With Life Inside the Dead Man’s Curve, Kevin McDonald takes us deep inside this world in a brisk narrative that is both uplifting and frightening. The reader will “fly along” on EMS missions and learn what it’s like to live inside that dead man’s curve. The stories will leave you breathless, and you will also deep-dive into the human psyche of the unique professionals who hear the EMS calling. Read this book, and the next time you see an accident or hear a siren, you’ll get a knot in your stomach, knowing that the victim’s best—and often only—chance is that someone “shaking the sticks” of an EMS helicopter is not far away.

Life Inside the Dead Man’s Curve puts you inside the cockpit of an Emergency Medical Service helicopter on life-or-death missions.

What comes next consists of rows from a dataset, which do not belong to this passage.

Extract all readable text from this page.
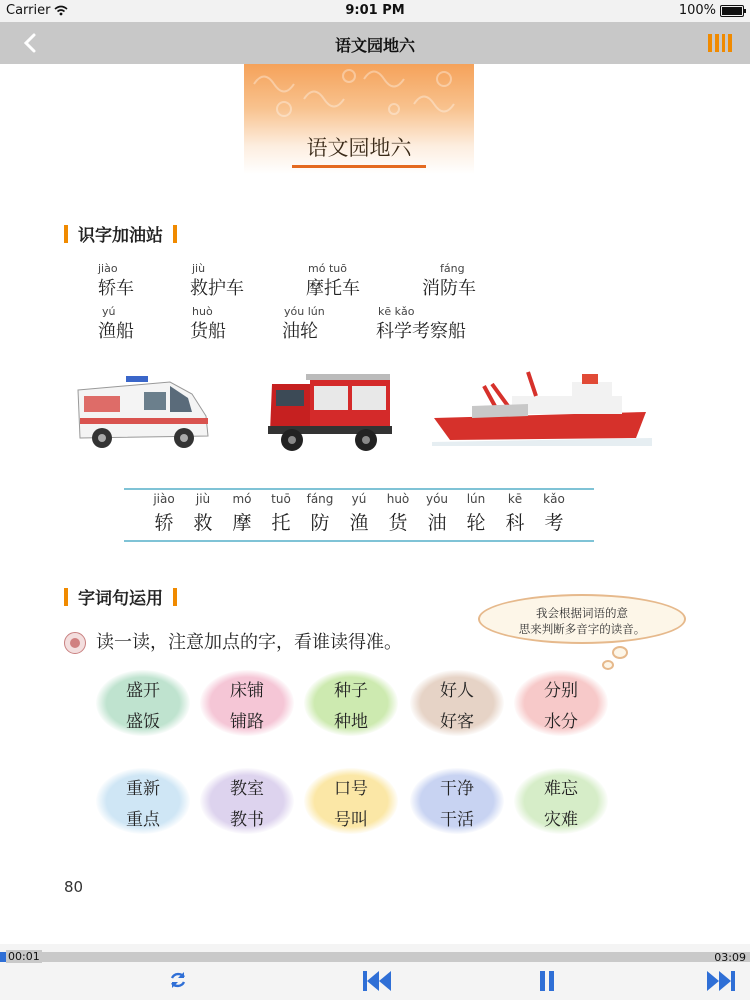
Carrier	9:01 PM	100%
语文园地六
语文园地六
识字加油站
jiào
轿车
jiù
救护车
mó tuō
摩托车
fáng
消防车
yú
渔船
huò
货船
yóu lún
油轮
kē kǎo
科学考察船
jiào
轿
jiù
救
mó
摩
tuō
托
fáng
防
yú
渔
huò
货
yóu
油
lún
轮
kē
科
kǎo
考
字词句运用
读一读，注意加点的字，看谁读得准。
我会根据词语的意
思来判断多音字的读音。
盛开
盛饭
床铺
铺路
种子
种地
好人
好客
分别
水分
重新
重点
教室
教书
口号
号叫
干净
干活
难忘
灾难
80
00:01	03:09
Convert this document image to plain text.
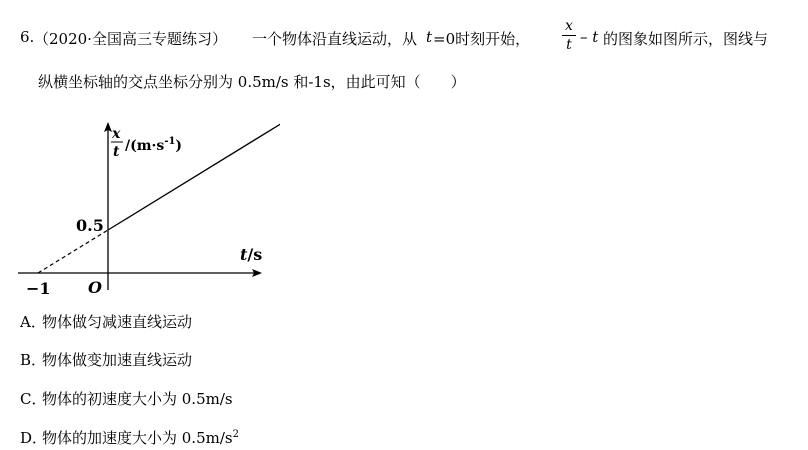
6. （2020·全国高三专题练习） 一个物体沿直线运动，从 t =0时刻开始，
x
t – t 的图象如图所示，图线与
纵横坐标轴的交点坐标分别为 0.5m/s 和-1s，由此可知（　　）
x
t $/(m\cdot s^{-1})$
0.5
t/s
O
−1
A．物体做匀减速直线运动
B．物体做变加速直线运动
C．物体的初速度大小为 0.5m/s
D．物体的加速度大小为 $0.5m/s^2$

It is difficult to sum this book up in a few paragraphs, but in writing this Foreword, I was constantly reminded of a quote by World War II Admiral William “Bull” Halsey, who famously said, “There are no extraordinary men . . . just extraordinary circumstances that ordinary men are forced to deal with.”

Life Inside the Dead Man’s Curve takes you on an extraordinary journey with the otherwise-ordinary professionals who perform remarkable feats when they “shake the sticks” of EMS helicopters. Strap in, hold on—and be prepared for an emotional, adrenaline-charged ride.